Mengenai Saya

Foto saya
saya adalah saya, bukan anda atau dia.

Sabtu, 11 Desember 2010

RUU Pemerintah menumbangkan keaslian Indonesia.

Ada dua fenomena menarik yang terjadi di Indonesia tepatnya di kota Jogjakarta. Yaitu meletusnya gunung merapi dan usulan Presiden SBY . setelah meletusnya gunung merapi hingga mencapai radius 30 kilometer, yang menghanguskan sebagian besar pemukiman warga. Kini Jogjakarta di landa ususlan SBY untuk mencabut identitas daerah istimewa di Kota tersebut. Tentunya hal ini membuat warga Indonesia keseluruhan “geger” dan menuntut untuk di batalkan usulan yang kini menjadi RUU itu.

Presiden Susilo Bambang Yudhoyono mengaku mengusulkan hal tersebut karena sebuah Negara demokrasi harus memiliki daerah bagian yang demokrasi pula. selama ini Jogjakarta memang di berikan hak khusus untuk menjadi kota yang pemerintahannya di pimpin oleh Raja atau Sultan, bersistem istana sentries dan memegang adat jawa. Pendek kata, kota ini bersistem “monarki”.

Jika dilihat dari system “monarki”nya, tentu saja Jojgja bukan merupakan bagian dari Negara demokrasi seperti Indonesia. Namun perlu di ingat bahwa keistimewaan Jogjakarta merupakan kesepakatan bersama antara pemerintah dan Jogja sendiri sejak jaman dulu kala. Selama menjadi daerah monarki, rakyat Jogja juga menikmatinya bahkan merasa cocok dengan system tersebut. Dan itulah demokrasi yang mereka inginkan pula. lagipula, arti dasar dari demokrasi adalah pemerintahan dari rakyat, oleh rakyat dan untuk rakyat. Jadi dapat di simpulkan bahwa segala system yang hendak di bentuk harus mendapat persetujuan dari rakyat terlebih dahulu. Lalu, apakah usulan SBY untuk mencabut daerah Istimewa Jogjakarta sudah mendapat persetujuan rakyat secara keseluruhan?

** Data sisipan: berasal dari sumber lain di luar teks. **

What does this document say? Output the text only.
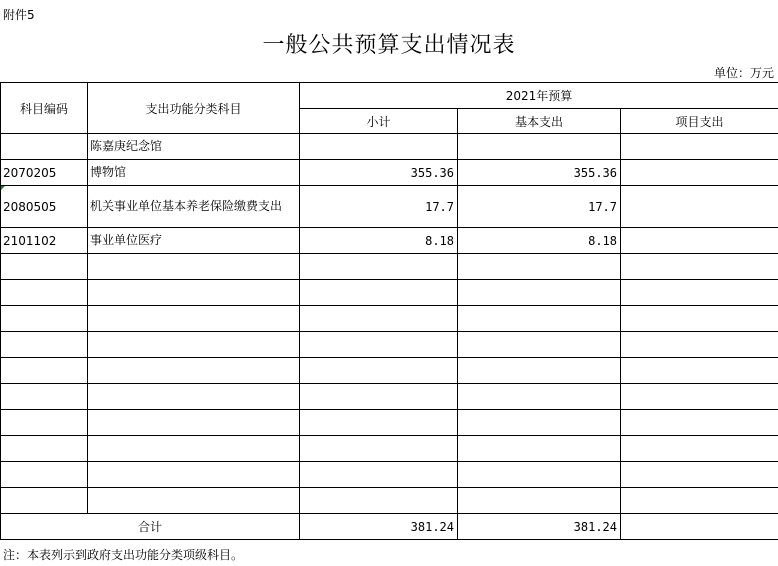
附件5
一般公共预算支出情况表
单位：万元
科目编码	支出功能分类科目	2021年预算		
		小计	基本支出	项目支出
	陈嘉庚纪念馆			
2070205	博物馆	355.36	355.36	
2080505	机关事业单位基本养老保险缴费支出	17.7	17.7	
2101102	事业单位医疗	8.18	8.18	

合计		381.24	381.24	
注：本表列示到政府支出功能分类项级科目。
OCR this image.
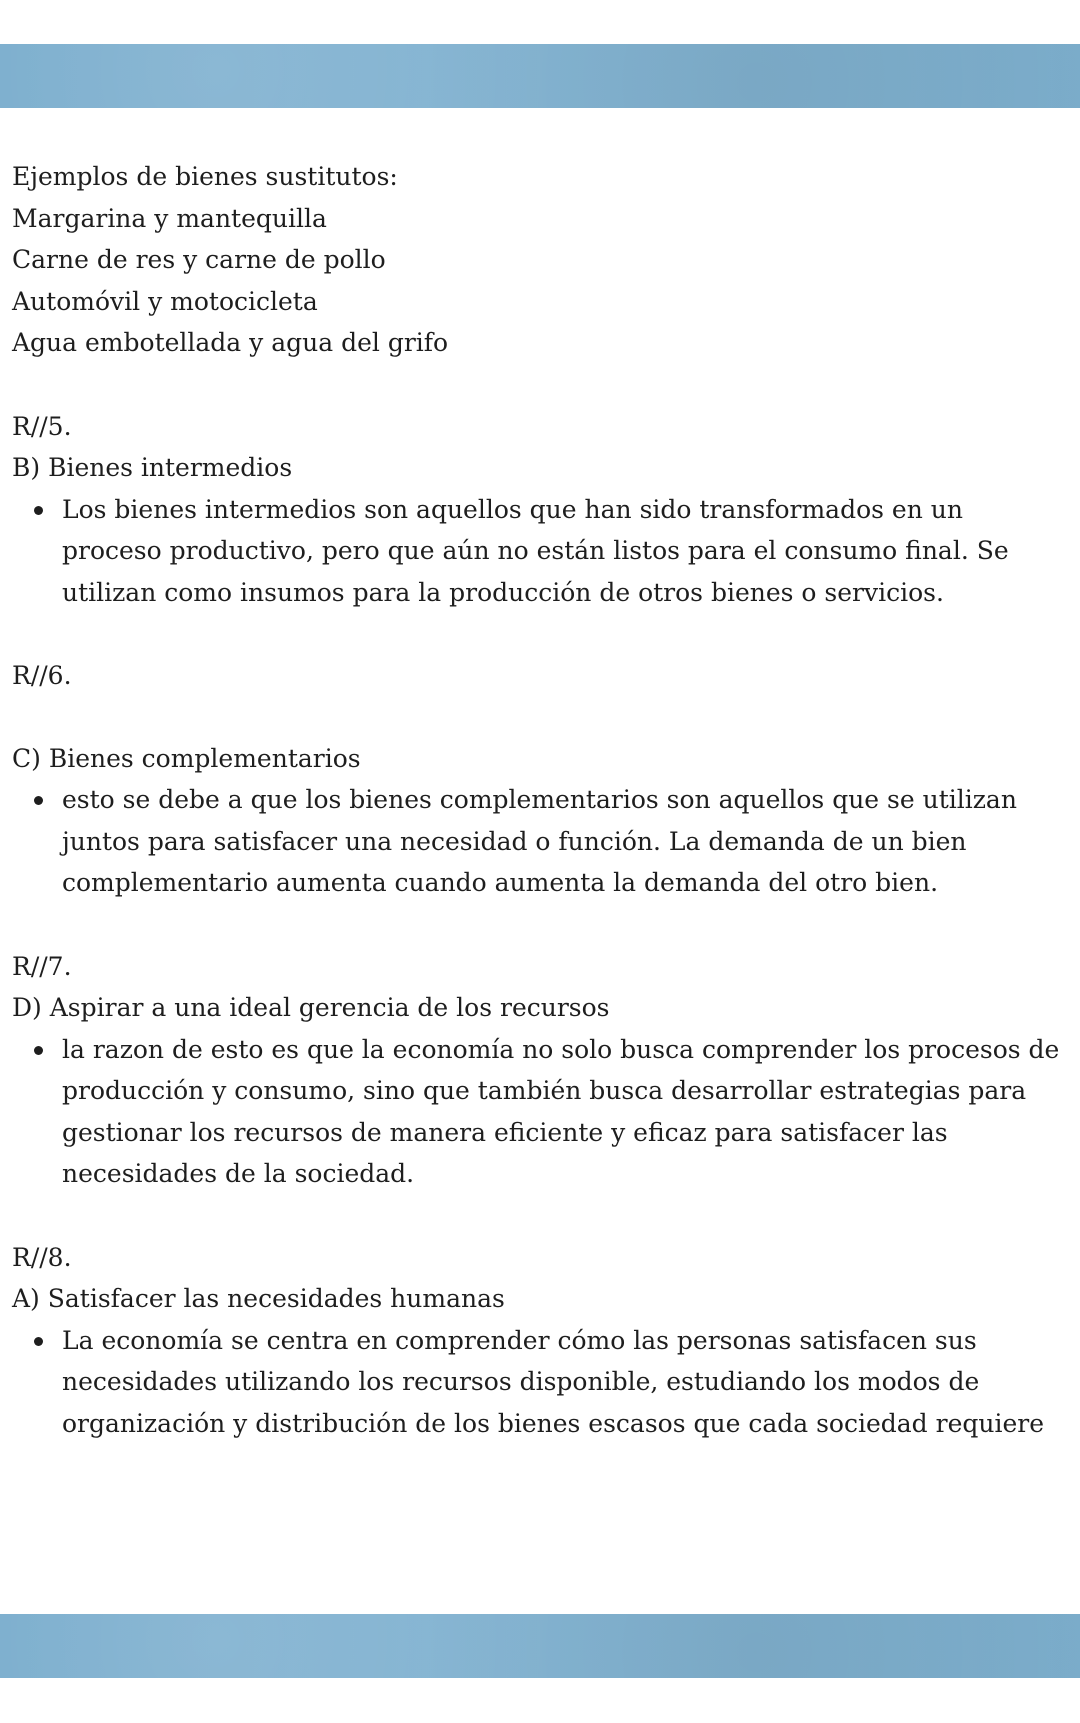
Ejemplos de bienes sustitutos:

Margarina y mantequilla

Carne de res y carne de pollo

Automóvil y motocicleta

Agua embotellada y agua del grifo

R//5.

B) Bienes intermedios

Los bienes intermedios son aquellos que han sido transformados en un proceso productivo, pero que aún no están listos para el consumo final. Se utilizan como insumos para la producción de otros bienes o servicios.

R//6.

C) Bienes complementarios

esto se debe a que los bienes complementarios son aquellos que se utilizan juntos para satisfacer una necesidad o función. La demanda de un bien complementario aumenta cuando aumenta la demanda del otro bien.

R//7.

D) Aspirar a una ideal gerencia de los recursos

la razon de esto es que la economía no solo busca comprender los procesos de producción y consumo, sino que también busca desarrollar estrategias para gestionar los recursos de manera eficiente y eficaz para satisfacer las necesidades de la sociedad.

R//8.

A) Satisfacer las necesidades humanas

La economía se centra en comprender cómo las personas satisfacen sus necesidades utilizando los recursos disponible, estudiando los modos de organización y distribución de los bienes escasos que cada sociedad requiere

Selain belum mendapat persetujuan dari rakyat, RUU pencabutan daerah Istimewa Jogjakarta juga mengundang banyak resiko. Daerah Jogjakarta adalah satu-satunya warisan turun-temurun dari kebudayaan Indonesia yang masih asli. dan merupakan pusat kebudayaan jawa yang bisa menyokong daerah lain untuk mempertahankan kebudayaannya yang mulai pudar. Jika pusat kebudayaan ini di cabut, dan di samakan dengan kota metropolitan yang lepas kebudayaan. Bagaimanakah nasib kebudayaan yang sekian tahun bahkan sekian abad masih berdiri kokoh tersebut?

Presiden Susilo Bambang Yudhoyono juga mengatakan akan menaruh jabatan Sultan di atas Gurbernur. Jika kita amati, bukankah ha ini hanya menambah-nambahi pekerjaan saja?? bisa jadi setelah system itu dilaksanakan, aka nada dua kekuasaan di dalam kota Jogja sendiri. Yaitu kubu Suntan dan kubu Gurbernur. Bahkan bisa jadi rakyat Jogja lebih mengikuti perintah Sultan daripada perintah Gurbernur. Jelas hal ini mempersulit Gurbernur untuk bertindak dan menjalankan pembangunannya. Rakyat akan lebih patuh pada Sultan dan tak menghiraukan aturan yang di buat oleh Gurbernur dan aparatur Negara setempat. Dengan demikian, pemerintahan akan kembali pada system monarki (kesultanan). Dan usaha Presiden untuk mengubah system monarki itu gagal.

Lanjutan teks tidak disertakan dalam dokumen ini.